A pre-marital agreement is an agreement that future spouses enter into prior to their marriage which sets forth how property will be divided in the event of divorce. Pre-marital agreements are also called pre-nuptial agreements or ante-nuptial agreements. Pre-marital agreements are valid and enforceable in Illinois as long as the agreement is made in accord with the Illinois Uniform Premarital Agreement Act.
A post-martial agreement is an agreement made between already married individuals that sets forth how property will be divided in the event of divorce. A post-marital agreement may also address children’s issues like parenting time and child support. A post-marital agreement is valid and enforceable as long as the agreement is made in accord with the Illinois Marriage and Dissolution of Marriage Act.
In either a pre or post-marital agreement guidelines are set forth which dictate how non-marital and marital property is divided in the event of a divorce.

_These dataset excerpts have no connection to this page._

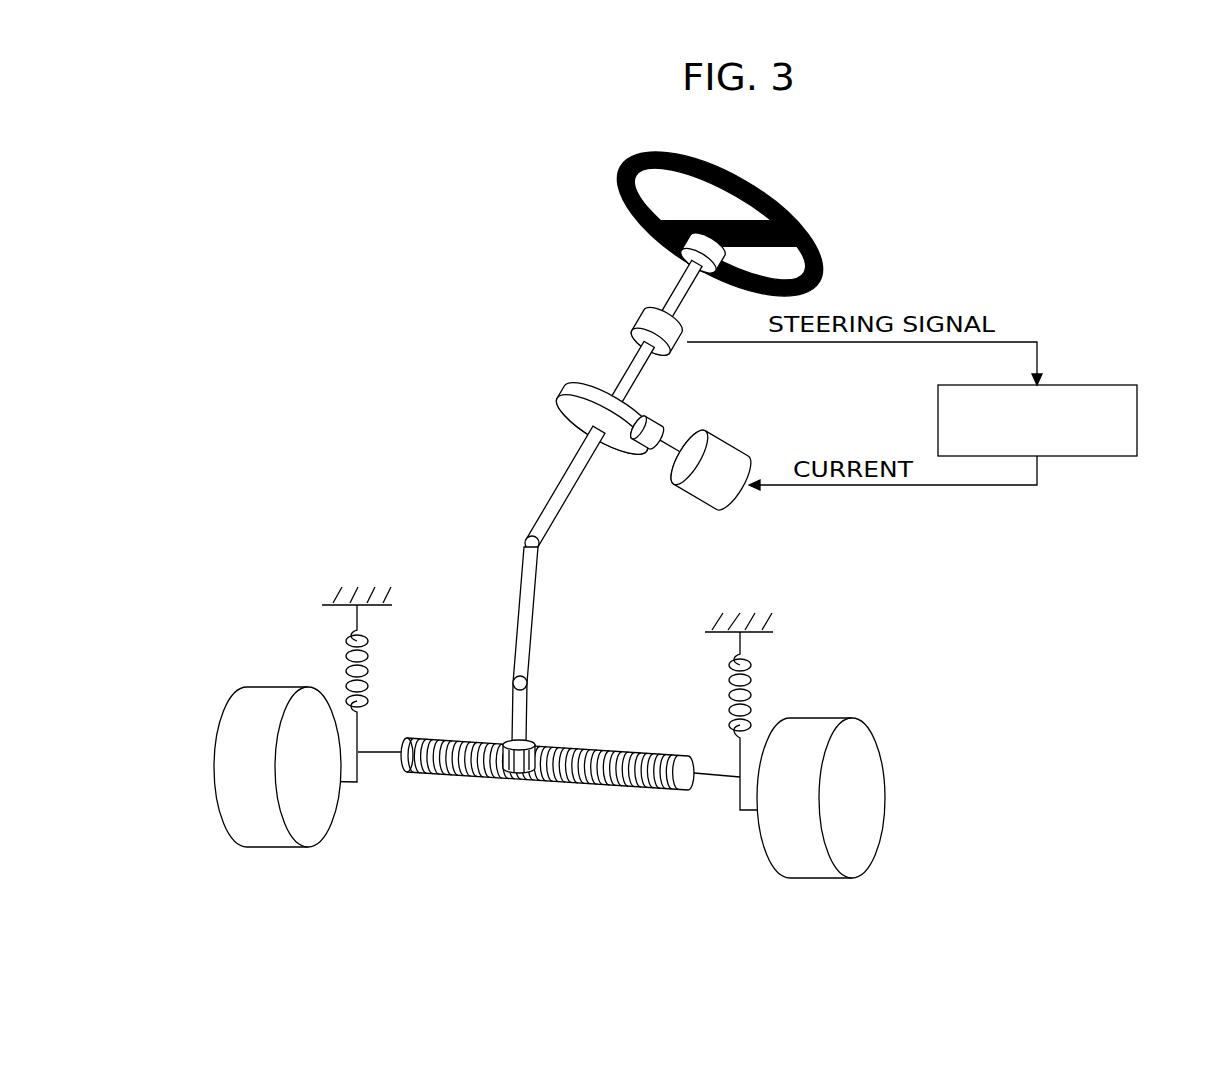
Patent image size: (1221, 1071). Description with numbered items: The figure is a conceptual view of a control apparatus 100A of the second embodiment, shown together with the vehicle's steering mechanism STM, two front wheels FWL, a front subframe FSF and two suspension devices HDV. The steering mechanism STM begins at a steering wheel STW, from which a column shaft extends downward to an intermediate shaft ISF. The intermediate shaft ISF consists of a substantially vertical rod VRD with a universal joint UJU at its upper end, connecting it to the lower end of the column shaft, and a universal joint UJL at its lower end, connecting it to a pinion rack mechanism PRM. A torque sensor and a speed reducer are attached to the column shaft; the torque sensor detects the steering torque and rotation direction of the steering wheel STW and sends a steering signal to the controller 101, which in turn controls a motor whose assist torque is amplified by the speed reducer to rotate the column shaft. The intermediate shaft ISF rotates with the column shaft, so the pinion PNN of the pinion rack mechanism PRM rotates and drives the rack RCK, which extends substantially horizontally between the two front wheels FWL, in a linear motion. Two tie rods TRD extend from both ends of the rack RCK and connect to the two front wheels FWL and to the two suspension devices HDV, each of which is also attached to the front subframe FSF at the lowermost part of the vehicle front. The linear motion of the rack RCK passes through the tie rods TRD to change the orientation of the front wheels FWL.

The steering wheel STW is at (767, 190).
The steering mechanism STM is at (413, 512).
The universal joint UJU is at (528, 538).
The vertical rod VRD is at (518, 612).
The intermediate shaft ISF is at (538, 590).
The universal joint UJL is at (528, 683).
The rack RCK is at (577, 750).
The pinion PNN is at (497, 763).
The pinion rack mechanism PRM is at (555, 785).
The tie rods TRD is at (345, 785).
The suspension devices HDV is at (345, 657).
The front subframe FSF is at (752, 633).
The front wheels FWL is at (222, 753).
The controller 101 is at (1072, 385).
The control apparatus 100A is at (1126, 275).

Some agreements also provide instructions and agreements as to how the spouses will have their estate planning documents drafted, but you should not rely on a pre or post-martial agreement as an estate plan and should have specific estate planning documents prepared.
For pre and post- marital agreements to be valid, the agreement must at a minimum, be in writing, be signed by both parties, be entered into freely and voluntarily, not be entered into under duress, and there must have been a complete financial disclosure of all assets and liabilities of both parties.

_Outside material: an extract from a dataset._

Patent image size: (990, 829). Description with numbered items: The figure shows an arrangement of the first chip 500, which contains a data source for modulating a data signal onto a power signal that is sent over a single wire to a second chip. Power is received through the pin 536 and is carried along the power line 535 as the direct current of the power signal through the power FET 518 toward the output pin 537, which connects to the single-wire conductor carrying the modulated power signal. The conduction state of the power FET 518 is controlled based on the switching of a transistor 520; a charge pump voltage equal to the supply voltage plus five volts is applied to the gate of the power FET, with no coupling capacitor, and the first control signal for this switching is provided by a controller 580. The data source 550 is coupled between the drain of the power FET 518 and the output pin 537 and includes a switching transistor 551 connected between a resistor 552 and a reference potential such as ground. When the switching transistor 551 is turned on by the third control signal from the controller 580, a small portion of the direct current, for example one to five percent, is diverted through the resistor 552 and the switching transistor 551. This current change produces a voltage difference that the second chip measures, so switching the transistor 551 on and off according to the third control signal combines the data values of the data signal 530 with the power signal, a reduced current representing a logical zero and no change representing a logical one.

For a pre-marital agreement, I recommend that parties sign a pre-marital agreement one-three months prior to the anticipated wedding date, and that the negotiation process start no less than six months prior to the wedding date. Following this timeline potentially guards against a successful claim that the pre-marital agreement was a last-minute surprise, that the other spouse didn’t have adequate time to have an attorney review the proposed agreement, or that the agreement was signed under duress.

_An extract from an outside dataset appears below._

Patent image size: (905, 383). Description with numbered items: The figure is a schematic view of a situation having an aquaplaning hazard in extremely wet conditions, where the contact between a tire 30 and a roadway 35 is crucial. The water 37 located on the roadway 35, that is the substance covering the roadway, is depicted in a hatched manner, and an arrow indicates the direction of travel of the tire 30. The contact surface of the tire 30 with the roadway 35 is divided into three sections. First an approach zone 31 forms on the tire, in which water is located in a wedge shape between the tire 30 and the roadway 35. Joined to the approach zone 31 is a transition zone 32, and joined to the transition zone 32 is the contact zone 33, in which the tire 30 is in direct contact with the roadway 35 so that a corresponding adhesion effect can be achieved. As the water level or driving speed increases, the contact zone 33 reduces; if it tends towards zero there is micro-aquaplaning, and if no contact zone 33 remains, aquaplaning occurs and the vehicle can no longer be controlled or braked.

Non-marital property is property that is acquired before marriage and maintained as separate property after marriage. Inheritances are also non-marital property regardless of when they are received, as long as the inheritance is maintained as separate property. A person does not need a pre-marital agreement just to identify these types of property however, both of these types of property must be maintained as separate property. If the property is not properly maintained as separate, then the non-marital property will become co-mingled with the marital and that is where the problem occurs.
For example, if you have a bank account before you get married, then you get married and deposit your paycheck into that same bank account after you are married, you have just co-mingled non-marital property, the bank account balance that existed prior to the marriage date, with marital property, your paycheck you received after you got married. It does not matter that the bank account is in just your name. The property has been co-mingled and over time, the difference between the non-marital and the marital will be indiscernible.
A second example: You own a condominium prior to your marriage. You get married, sell the condominium and use the money for the down payment on a house which you live in with your spouse during the marriage. The condominium sale proceeds were non-marital, until you spent that money on a marital residence. In the event of a divorce, absent a pre or post-marital agreement, your use of the condominium sale proceeds to put a down payment on a marital residence will be deemed a gift from you to the marriage, which you are not entitled to reimbursement for.
The above examples are why a pre or post marital agreement is important. With a pre or post-marital agreement you can identify the non-marital property and provide guidelines on how that property may be utilized during the marriage, as well as how you may use marital property during the marriage.
To address the problem created in the first example above, a pre-marital agreement would identify the bank account and the account balance at the time of the marriage and might say: “in the event of a divorce Jane Doe is entitled to reimbursement of her original bank balance at the time of the marriage, then the parties will divide the remaining balance 50% each.” Without a pre-marital agreement, the entire account would likely be subject to division.
To address the problem created in the second example above, a pre-marital agreement might say: “in the event of a divorce the parties will sell the marital residence. Upon the sale, Jane Doe is entitled to reimbursement of her down-payment. After Jane receives her reimbursement, the parties will divide the remaining sale proceeds 60% to Jane Doe and 40% to Mary Doe.” Without a pre-nuptial agreement Jane would not be entitled to receive reimbursement and the parties would argue in the divorce about the percentage each spouse would receive.